I have to admit that like a typical man I had no feelings whatsoever about any of “her” things in the selection of potential sale items. Included among the pile were some home decorations, gardening items, framed things to hang on walls and some pieces which I assure you I cannot adequately describe nor do I have any idea what purpose they served.

I am sure some other woman will certainly find them desirable and necessary for their own purpose.

But then, we came to my personal things. I mean, how Kim could possibly have expected me to sell my karaoke machine was a mystery. This was not a Mattel sing-along with toy microphone thing, but a real quality setup for which we had once-upon-a-time forked out several hundred dollars.

A karaoke machine is a great thing to have at a home party, especially when we combined our swimming pool and some liquor at some of my old office parties we held when we lived in Oak Park. We also held some mighty fun Charlestown High School Band of Pirates end of the season parties at our current home with a really great stage setup featuring Karaoke hooked up to a professional sound system courtesy of my buddy Chris Peveler.

I am the first to admit I don’t have the voice of a nightingale. Perhaps mine is more like a deep-throated, off-key pelican. I’m much more of a warbler than a song bird.

However, I did have one special karaoke song for which I was known. I loved to sing a song by the pop group Looking Glass called “Brandi.” You probably know the chorus, “Brandi, you’re a fine girl. What a good wife you would be. But my love, my love is the lady of the seaaaaaaa!”

Sorry, but I get carried away when I start singing that song. I used to even do it with the English accent and everything. People would request that song back in the day. OK, request might be too strong a word. Perhaps tolerate might be a better word.

And who could ever forget when my old supervisor Judy and I did our annual office party version of the Sonny and Cher duet, “I Got You Babe.” That would bring the house down. Even physically, we fit the part as she was about 6 inches taller than I am.

I used to drink a lot more than I do now. Usually by the time I was singing karaoke at our office pool party almost everyone had drank a bit more.

I finally had to draw the line on my old neon tube bar lights. Actually, Cameron drew the line. He told his mother someday he wanted to have them in his house.
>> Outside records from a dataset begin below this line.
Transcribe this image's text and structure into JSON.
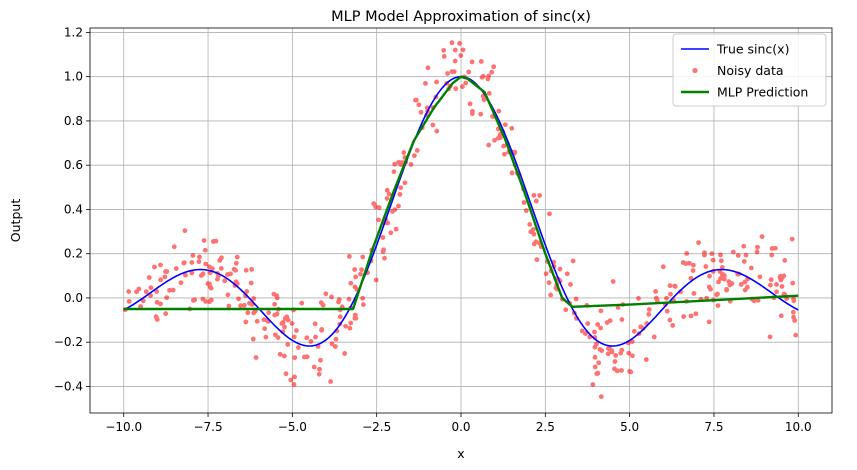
{
  "chart_data": {
    "type": "line",
    "title": "MLP Model Approximation of sinc(x)",
    "xlabel": "x",
    "ylabel": "Output",
    "xlim": [
      -11.0,
      11.0
    ],
    "ylim": [
      -0.52,
      1.22
    ],
    "xticks": [
      -10.0,
      -7.5,
      -5.0,
      -2.5,
      0.0,
      2.5,
      5.0,
      7.5,
      10.0
    ],
    "xtick_labels": [
      "−10.0",
      "−7.5",
      "−5.0",
      "−2.5",
      "0.0",
      "2.5",
      "5.0",
      "7.5",
      "10.0"
    ],
    "yticks": [
      -0.4,
      -0.2,
      0.0,
      0.2,
      0.4,
      0.6,
      0.8,
      1.0,
      1.2
    ],
    "ytick_labels": [
      "−0.4",
      "−0.2",
      "0.0",
      "0.2",
      "0.4",
      "0.6",
      "0.8",
      "1.0",
      "1.2"
    ],
    "grid": true,
    "legend_position": "top-right",
    "series": [
      {
        "name": "True sinc(x)",
        "kind": "line",
        "color": "#0000ff",
        "function": "sin(x)/x",
        "x_range": [
          -10,
          10
        ]
      },
      {
        "name": "Noisy data",
        "kind": "scatter",
        "color": "#ff0000",
        "approx_points": 500,
        "noise_std": 0.1,
        "x_range": [
          -10,
          10
        ]
      },
      {
        "name": "MLP Prediction",
        "kind": "line",
        "color": "#008000",
        "x": [
          -10.0,
          -3.2,
          -2.6,
          -2.0,
          -1.4,
          -0.8,
          -0.25,
          0.0,
          0.2,
          0.7,
          1.3,
          1.9,
          2.5,
          3.0,
          3.3,
          5.0,
          7.5,
          10.0
        ],
        "y": [
          -0.05,
          -0.05,
          0.23,
          0.48,
          0.71,
          0.86,
          0.97,
          1.0,
          0.99,
          0.93,
          0.72,
          0.47,
          0.2,
          0.0,
          -0.04,
          -0.03,
          -0.01,
          0.01
        ]
      }
    ]
  }
}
Kim is pretty easy when her baby boy wants to have some legacy piece in his house someday. That’s why we have an old empty shell of an antique radio cabinet in our garage. We have several things that he wants in his house someday. His own house!

I am waiting for the day when he is out of college and can afford to buy his own gasoline.

She did plan to sell some old metal store signs, a couple of which were pretty politically incorrect. I mean nobody says, “Dat’s sumpin!” anymore while sipping on a pop bottle.

Most of us have a fondness for the past. Things can often remind us of a time and place when we were younger. Getting rid of things in your life can often make those memories come to life, which explains why I have items of clothing in my closet that I have not been able to fit into for decades or why I still keep an old baseball glove stored away.

I had a hanger full of “skinny” jeans long before they became a fashion statement.

So somebody this weekend will be purchasing some of my past. And it will go for a bargain basement price. There is always the chance that my karaoke machine or any of the other items that I had to part with will return unsold.

There’s not much of a sadder sight that you will ever see than an over the hill Sonny Bono wannabe singing “I Got You Babe” alone in the garage beneath the glow of an old neon bar beer light.

You see, Kim doesn’t allow me to karaoke in the house.